Faire faire par les stagiaires, *made by*interns, la big business des stages traverse donc l’ensemble des sphères économiques de la société. Emprisonné.es dans le mécanisme de la « contrainte-implication », c’est-à-dire avec l’obligation de toujours s’impliquer davantage sous peine de ne pas obtenir le stage suivant, les étudiant.es deviennent une « armée de réserve », contraint.es de faire leurs preuves pour quelques lignes de CV afin de grimper les infinis échelons des faiseux de titres. Pourquoi accepter de payer pour sa propre exploitation et être rémunéré.es sous la forme de crédits académiques quand on pourrait exiger une rémunération pour son travail? Cette question posée par les auteurs du manifeste est toujours aussi pertinente et en est une que les dirigeant.es politiques veulent à tout prix éviter, car l’effritement du salariat ne cesse de prendre l’ampleur depuis les années 70: multiplication des statuts d’emplois et hausse du travail atypique (temps partiel, à contrat, stages, cumul d’emplois), resserrement des critères d’admissions au chômage et à l’aide sociale, accroissement de la sous-traitance des activités à faible valeur ajoutée, etc.

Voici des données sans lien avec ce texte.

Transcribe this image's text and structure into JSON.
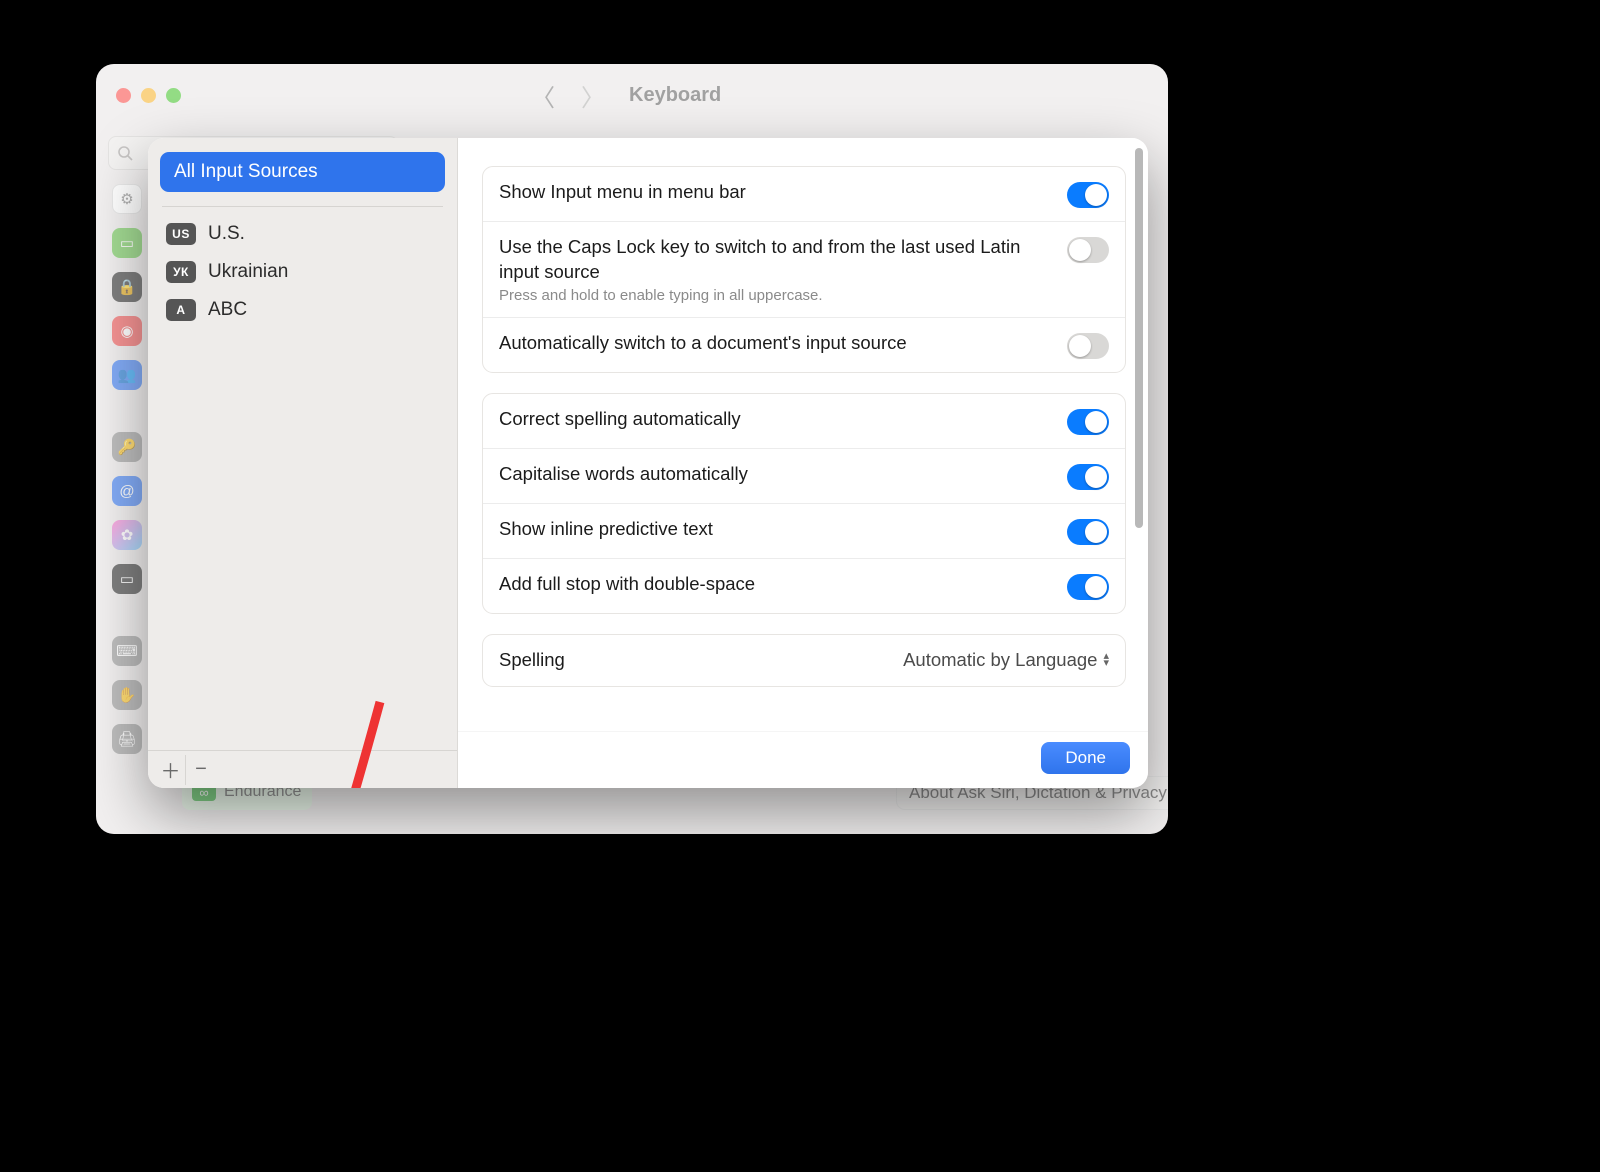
{
  "window": {
    "title": "Keyboard"
  },
  "bottom_sidebar_item": {
    "label": "Endurance",
    "icon": "∞"
  },
  "about_button": "About Ask Siri, Dictation & Privacy…",
  "sidebar": {
    "header": "All Input Sources",
    "sources": [
      {
        "badge": "US",
        "label": "U.S."
      },
      {
        "badge": "УК",
        "label": "Ukrainian"
      },
      {
        "badge": "A",
        "label": "ABC"
      }
    ]
  },
  "settings": {
    "group1": [
      {
        "title": "Show Input menu in menu bar",
        "sub": "",
        "on": true
      },
      {
        "title": "Use the Caps Lock key to switch to and from the last used Latin input source",
        "sub": "Press and hold to enable typing in all uppercase.",
        "on": false
      },
      {
        "title": "Automatically switch to a document's input source",
        "sub": "",
        "on": false
      }
    ],
    "group2": [
      {
        "title": "Correct spelling automatically",
        "on": true
      },
      {
        "title": "Capitalise words automatically",
        "on": true
      },
      {
        "title": "Show inline predictive text",
        "on": true
      },
      {
        "title": "Add full stop with double-space",
        "on": true
      }
    ],
    "spelling": {
      "label": "Spelling",
      "value": "Automatic by Language"
    }
  },
  "buttons": {
    "done": "Done"
  }
}
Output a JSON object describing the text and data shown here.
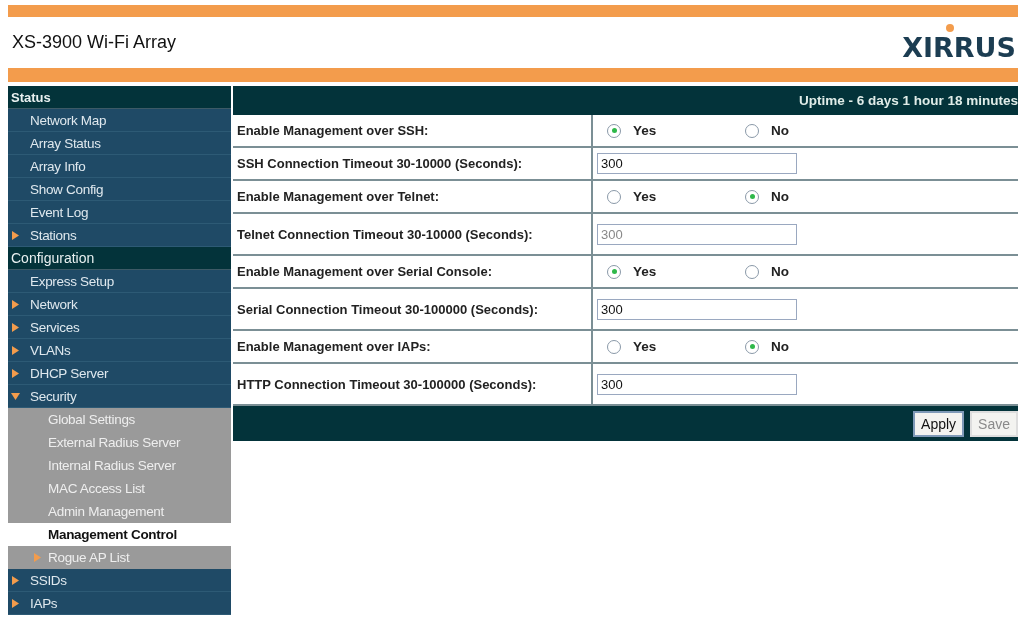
{
  "header": {
    "title": "XS-3900 Wi-Fi Array",
    "logo": "XIRRUS"
  },
  "sidebar": [
    {
      "title": "Status",
      "items": [
        {
          "label": "Network Map",
          "kind": "link",
          "selected": false
        },
        {
          "label": "Array Status",
          "kind": "link",
          "selected": false
        },
        {
          "label": "Array Info",
          "kind": "link",
          "selected": false
        },
        {
          "label": "Show Config",
          "kind": "link",
          "selected": false
        },
        {
          "label": "Event Log",
          "kind": "link",
          "selected": false
        },
        {
          "label": "Stations",
          "kind": "folder",
          "expanded": false,
          "selected": false
        }
      ]
    },
    {
      "title": "Configuration",
      "items": [
        {
          "label": "Express Setup",
          "kind": "link",
          "selected": false
        },
        {
          "label": "Network",
          "kind": "folder",
          "expanded": false,
          "selected": false
        },
        {
          "label": "Services",
          "kind": "folder",
          "expanded": false,
          "selected": false
        },
        {
          "label": "VLANs",
          "kind": "folder",
          "expanded": false,
          "selected": false
        },
        {
          "label": "DHCP Server",
          "kind": "folder",
          "expanded": false,
          "selected": false
        },
        {
          "label": "Security",
          "kind": "folder",
          "expanded": true,
          "selected": false,
          "children": [
            {
              "label": "Global Settings",
              "kind": "link",
              "selected": false
            },
            {
              "label": "External Radius Server",
              "kind": "link",
              "selected": false
            },
            {
              "label": "Internal Radius Server",
              "kind": "link",
              "selected": false
            },
            {
              "label": "MAC Access List",
              "kind": "link",
              "selected": false
            },
            {
              "label": "Admin Management",
              "kind": "link",
              "selected": false
            },
            {
              "label": "Management Control",
              "kind": "link",
              "selected": true
            },
            {
              "label": "Rogue AP List",
              "kind": "folder",
              "expanded": false,
              "selected": false
            }
          ]
        },
        {
          "label": "SSIDs",
          "kind": "folder",
          "expanded": false,
          "selected": false
        },
        {
          "label": "IAPs",
          "kind": "folder",
          "expanded": false,
          "selected": false
        }
      ]
    }
  ],
  "uptime": "Uptime - 6 days 1 hour 18 minutes",
  "form": [
    {
      "kind": "radio",
      "label": "Enable Management over SSH:",
      "options": [
        {
          "label": "Yes",
          "selected": true
        },
        {
          "label": "No",
          "selected": false
        }
      ]
    },
    {
      "kind": "text",
      "label": "SSH Connection Timeout 30-10000 (Seconds):",
      "value": "300",
      "disabled": false
    },
    {
      "kind": "radio",
      "label": "Enable Management over Telnet:",
      "options": [
        {
          "label": "Yes",
          "selected": false
        },
        {
          "label": "No",
          "selected": true
        }
      ]
    },
    {
      "kind": "text",
      "label": "Telnet Connection Timeout 30-10000 (Seconds):",
      "value": "300",
      "disabled": true
    },
    {
      "kind": "radio",
      "label": "Enable Management over Serial Console:",
      "options": [
        {
          "label": "Yes",
          "selected": true
        },
        {
          "label": "No",
          "selected": false
        }
      ]
    },
    {
      "kind": "text",
      "label": "Serial Connection Timeout 30-100000 (Seconds):",
      "value": "300",
      "disabled": false
    },
    {
      "kind": "radio",
      "label": "Enable Management over IAPs:",
      "options": [
        {
          "label": "Yes",
          "selected": false
        },
        {
          "label": "No",
          "selected": true
        }
      ]
    },
    {
      "kind": "text",
      "label": "HTTP Connection Timeout 30-100000 (Seconds):",
      "value": "300",
      "disabled": false
    }
  ],
  "buttons": [
    {
      "label": "Apply",
      "disabled": false
    },
    {
      "label": "Save",
      "disabled": true
    }
  ]
}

Ainsi, exiger un salaire pour les études constitue une avenue permettant de pallier à l’éclatement du salariat et à l’extension du continuum du travail gratuit. Dans Wages for Students, l’obtention d’un salaire pour les études n’est pas présentée comme une finalité mais plutôt comme un moyen. Bien sûr, pour les rédacteurs de la brochure, rémunérer le travail des étudiant.es permet à ces dernièr.es de vivre dignement et de réduire leur temps de travail à l’extérieur de l’enceinte scolaire. Néanmoins, il s’agit surtout, pour reprendre la formule du manifeste, « de transformer l’aliénation en pouvoir ». Pour les rédacteurs, cela passe nécessairement par une reconsidération des cadres d’analyse, des conditions et de l’image des étudiant.es ainsi que du rôle de l’école-usine dans la chaîne de production du capitalisme avancé. Cela implique également une redéfinition du travail au-delà de sa forme traditionnellement masculine afin d’y inclure les activités reproductives. Stagiaires, étudiant.es, internes: tous ces titres visent à dépouiller les étudiant.es de leur solidarité et à leur enlever la possibilité d’avoir une emprise sur leur propre production ainsi que sur la finalité de leur travail. Les étudiant.es produisent toujours plus, travaillent toujours plus mais de plus en plus pour rien!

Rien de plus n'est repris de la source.